A meeting took place in Ouagadougou from 25 to 28 August bringing together six different armed groups in northern Mali. The meeting was intended to encourage dialogue to resolve participants’ differences and to present a united front during official negotiations with the Malian government in Algiers, to find an acceptable solution to all the parties to the Northern Mali conflict.

The meeting was facilitated and moderated by the Centre for Humanitarian Dialogue (HD), chaired by High Council for Unity of Azawad (HCUA) and co-financed by the United Nations Multidimensional Integrated Stabilization Mission in Mali (MINUSMA).

==Participants==

The participants of this meeting included:
- The High Council for Unity of Azawad (HCUA)
- The National Movement for the Liberation of Azawad (MNLA)
- The Arab Movement of Azawad (MAA) signatory of the Algiers Platform of June 14, 2014
- Coalition for the People of Azawad (CPA), and
- Coordination of Patriotic Resistance Movements and Forces (CMFPR)

==Results==
The meeting helped to develop a conflict management committee in northern Mali and to establish a monitoring committee for the Ouagadougou Declaration. The HCUA, with support from HD, worked to bring all groups together to resolve their disputes. It encouraged them to develop a common position during the negotiations in Algiers and therefore to facilitate the discussions with the government in the rounds following the Declaration.

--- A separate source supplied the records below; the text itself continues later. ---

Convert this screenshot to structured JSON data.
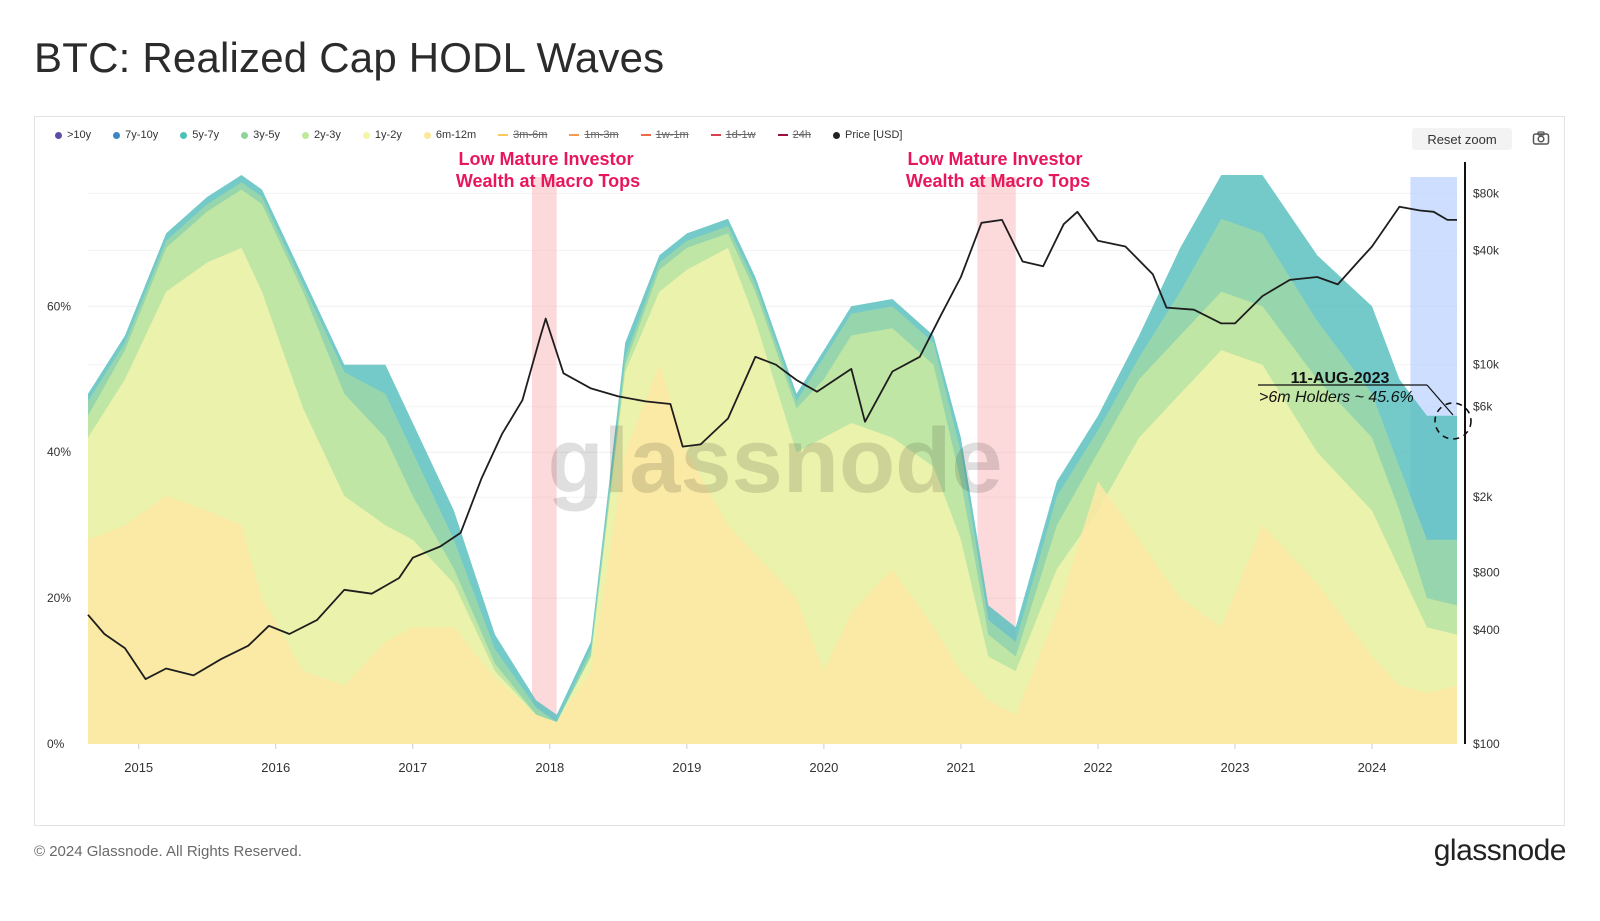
{
  "page": {
    "title": "BTC: Realized Cap HODL Waves",
    "copyright": "© 2024 Glassnode. All Rights Reserved.",
    "logo": "glassnode",
    "reset_zoom": "Reset zoom",
    "camera_icon": "camera-icon"
  },
  "legend": [
    {
      "label": ">10y",
      "color": "#5a4fa8",
      "enabled": true
    },
    {
      "label": "7y-10y",
      "color": "#3c86c7",
      "enabled": true
    },
    {
      "label": "5y-7y",
      "color": "#4cc1b8",
      "enabled": true
    },
    {
      "label": "3y-5y",
      "color": "#8fd49a",
      "enabled": true
    },
    {
      "label": "2y-3y",
      "color": "#bfe89c",
      "enabled": true
    },
    {
      "label": "1y-2y",
      "color": "#f4f6a6",
      "enabled": true
    },
    {
      "label": "6m-12m",
      "color": "#fde89a",
      "enabled": true
    },
    {
      "label": "3m-6m",
      "color": "#fbc85e",
      "enabled": false
    },
    {
      "label": "1m-3m",
      "color": "#f89a52",
      "enabled": false
    },
    {
      "label": "1w-1m",
      "color": "#ef6a47",
      "enabled": false
    },
    {
      "label": "1d-1w",
      "color": "#d9404e",
      "enabled": false
    },
    {
      "label": "24h",
      "color": "#9e0f3e",
      "enabled": false
    },
    {
      "label": "Price [USD]",
      "color": "#222222",
      "enabled": true
    }
  ],
  "annotations": {
    "top1_line1": "Low Mature Investor",
    "top1_line2": "Wealth at Macro Tops",
    "top2_line1": "Low Mature Investor",
    "top2_line2": "Wealth at Macro Tops",
    "callout_date": "11-AUG-2023",
    "callout_text": ">6m Holders ~ 45.6%",
    "watermark": "glassnode",
    "highlight_color": "#f9b9bd",
    "recent_highlight_color": "#bcd3ff",
    "accent_color": "#e8175d"
  },
  "chart_data": {
    "type": "area",
    "title": "BTC: Realized Cap HODL Waves",
    "x_ticks": [
      "2015",
      "2016",
      "2017",
      "2018",
      "2019",
      "2020",
      "2021",
      "2022",
      "2023",
      "2024"
    ],
    "x_range": [
      2014.63,
      2024.62
    ],
    "y_left_ticks": [
      "0%",
      "20%",
      "40%",
      "60%"
    ],
    "y_left_range": [
      0,
      78
    ],
    "y_right_ticks": [
      "$100",
      "$400",
      "$800",
      "$2k",
      "$6k",
      "$10k",
      "$40k",
      "$80k"
    ],
    "y_right_ticks_values": [
      100,
      400,
      800,
      2000,
      6000,
      10000,
      40000,
      80000
    ],
    "y_right_scale": "log",
    "highlights": [
      [
        2017.87,
        2018.05
      ],
      [
        2021.12,
        2021.4
      ],
      [
        2024.28,
        2024.62
      ]
    ],
    "x": [
      2014.63,
      2014.9,
      2015.2,
      2015.5,
      2015.75,
      2015.9,
      2016.2,
      2016.5,
      2016.8,
      2017.0,
      2017.3,
      2017.6,
      2017.9,
      2018.05,
      2018.3,
      2018.55,
      2018.8,
      2019.0,
      2019.3,
      2019.5,
      2019.8,
      2020.0,
      2020.2,
      2020.5,
      2020.8,
      2021.0,
      2021.2,
      2021.4,
      2021.7,
      2022.0,
      2022.3,
      2022.6,
      2022.9,
      2023.2,
      2023.6,
      2024.0,
      2024.2,
      2024.4,
      2024.62
    ],
    "series": [
      {
        "name": "5y-7y",
        "values": [
          48,
          56,
          70,
          75,
          78,
          76,
          64,
          52,
          52,
          44,
          32,
          15,
          6,
          4,
          14,
          55,
          67,
          70,
          72,
          64,
          48,
          54,
          60,
          61,
          56,
          42,
          19,
          16,
          36,
          45,
          56,
          68,
          78,
          78,
          67,
          60,
          50,
          45,
          45
        ]
      },
      {
        "name": "3y-5y",
        "values": [
          47,
          55,
          69,
          74,
          77,
          75,
          63,
          51,
          48,
          40,
          28,
          13,
          5,
          3,
          13,
          53,
          66,
          69,
          71,
          63,
          47,
          53,
          59,
          60,
          55,
          40,
          17,
          14,
          34,
          43,
          53,
          62,
          72,
          70,
          58,
          48,
          38,
          28,
          28
        ]
      },
      {
        "name": "2y-3y",
        "values": [
          45,
          54,
          68,
          73,
          76,
          74,
          62,
          48,
          42,
          34,
          24,
          11,
          4,
          3,
          12,
          52,
          65,
          68,
          70,
          62,
          46,
          50,
          56,
          57,
          52,
          36,
          15,
          12,
          30,
          40,
          50,
          56,
          62,
          60,
          50,
          42,
          32,
          20,
          19
        ]
      },
      {
        "name": "1y-2y",
        "values": [
          42,
          50,
          62,
          66,
          68,
          62,
          46,
          34,
          30,
          28,
          22,
          10,
          4,
          3,
          12,
          51,
          62,
          65,
          68,
          58,
          40,
          42,
          44,
          42,
          38,
          28,
          12,
          10,
          24,
          32,
          42,
          48,
          54,
          52,
          40,
          32,
          24,
          16,
          15
        ]
      },
      {
        "name": "6m-12m",
        "values": [
          28,
          30,
          34,
          32,
          30,
          20,
          10,
          8,
          14,
          16,
          16,
          9,
          4,
          3,
          10,
          40,
          52,
          40,
          30,
          26,
          20,
          10,
          18,
          24,
          16,
          10,
          6,
          4,
          18,
          36,
          28,
          20,
          16,
          30,
          22,
          12,
          8,
          7,
          8
        ]
      }
    ],
    "price_x": [
      2014.63,
      2014.75,
      2014.9,
      2015.05,
      2015.2,
      2015.4,
      2015.6,
      2015.8,
      2015.95,
      2016.1,
      2016.3,
      2016.5,
      2016.7,
      2016.9,
      2017.0,
      2017.2,
      2017.35,
      2017.5,
      2017.65,
      2017.8,
      2017.93,
      2017.97,
      2018.1,
      2018.3,
      2018.5,
      2018.7,
      2018.88,
      2018.97,
      2019.1,
      2019.3,
      2019.5,
      2019.65,
      2019.8,
      2019.95,
      2020.2,
      2020.3,
      2020.5,
      2020.7,
      2020.85,
      2021.0,
      2021.15,
      2021.3,
      2021.45,
      2021.6,
      2021.75,
      2021.85,
      2022.0,
      2022.2,
      2022.4,
      2022.5,
      2022.7,
      2022.9,
      2023.0,
      2023.2,
      2023.4,
      2023.6,
      2023.75,
      2023.9,
      2024.0,
      2024.2,
      2024.35,
      2024.45,
      2024.55,
      2024.62
    ],
    "price_values": [
      480,
      380,
      320,
      220,
      250,
      230,
      280,
      330,
      420,
      380,
      450,
      650,
      620,
      750,
      960,
      1100,
      1300,
      2500,
      4300,
      6500,
      14000,
      17500,
      9000,
      7500,
      6800,
      6400,
      6200,
      3700,
      3800,
      5200,
      11000,
      10000,
      8300,
      7200,
      9500,
      5000,
      9200,
      11000,
      18000,
      29000,
      56000,
      58000,
      35000,
      33000,
      55000,
      64000,
      45000,
      42000,
      30000,
      20000,
      19500,
      16500,
      16500,
      23000,
      28000,
      29000,
      26500,
      35000,
      42000,
      68000,
      65000,
      64000,
      58000,
      58000
    ]
  }
}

The declaration also brought an end to rivalries and hostilities on the ground especially between the MAA, MNLA group and MAA around Tabankort. Discussions during the meeting allowed an exchange of prisoners between the two groups.

==Signatories==
The declaration was signed by:

Algabass Ag Intalla representing the Coordination of Political-Military Movement of Azawad / northern Mali (MNLA, HCUA, MAA and CMFPR).

Ahmed Ould Sidi Mohamed representing the Movement Coordination Politico-Military Azawad signatories of the Algiers Platform of June 14, 2014 (CPA, CMFPR and MAA), also known as "the Platform".